CVEProject / Board-Discussions

10 stars 15 forks source link

Provide CNA membership oracle #17

Open zmanion opened 1 year ago

zmanion commented 1 year ago

Discussed at the Summit on 2023-03-22:

Given an email address, return either 1.) just a boolean that the account is an active user at a known CNA or 2.) the shortname of the CNA.

Should such a query be restricted to certain RSUS roles? Available to the anyone?

Any risk in anyone being able to guess an email address then find out the CNA shortname?

CC @todb

zmanion commented 1 year ago

Restrict query to someone with a working API key?

todb commented 1 year ago

Note, this is the "strict" version of an Oracle, in that it doesn't return an email address -- you must provide one and get the appropriate answer.

I think that if you know an email address, you probably already have a guess at the CNA shortname. Though, I suppose, you could learn (or guess) an email address in the context of "Oh so and so said they were a CNA, but didn't say where." This is almost always going to be because of a communication failure, and not intentional secrecy. I don't see a problem with providing shortname as a yes, blank if no.

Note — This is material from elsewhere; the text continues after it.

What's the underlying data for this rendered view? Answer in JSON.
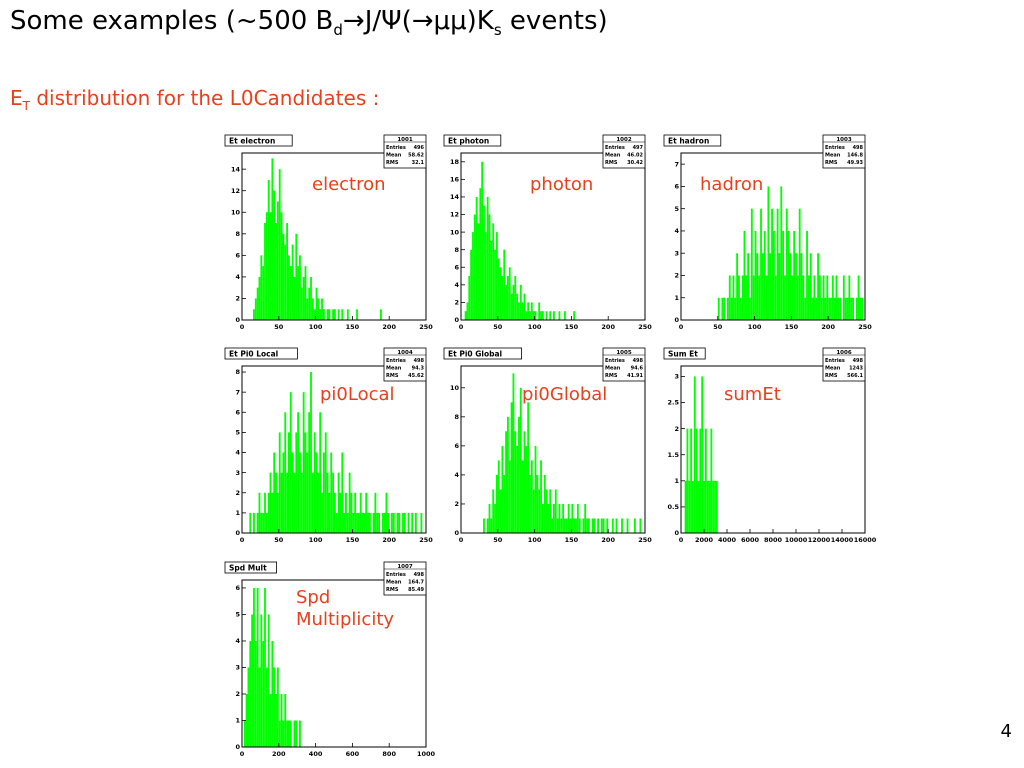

BTW some people (I can think of two, there are probably more) are involved in multiple CNAs. So if the answer is shortname, it'll need to be an array.

todb commented 1 year ago

The other use case for an oracle would be "Who is the CNA at example.com?" Answer: alice@example.com

This is far more invasive. It would almost have to be opt-out by default, and opt-out-able at any time, for GDPR reasons (I'm, unfortunately, not a lawyer). It also goes beyond what is provided on the public https://www.cve.org/PartnerInformation/ListofPartners registry, which is filled with non-human email addresses.

todb commented 1 year ago

Anyway, you could securify the thing by rate limiting, requiring an active CNA API key, all that.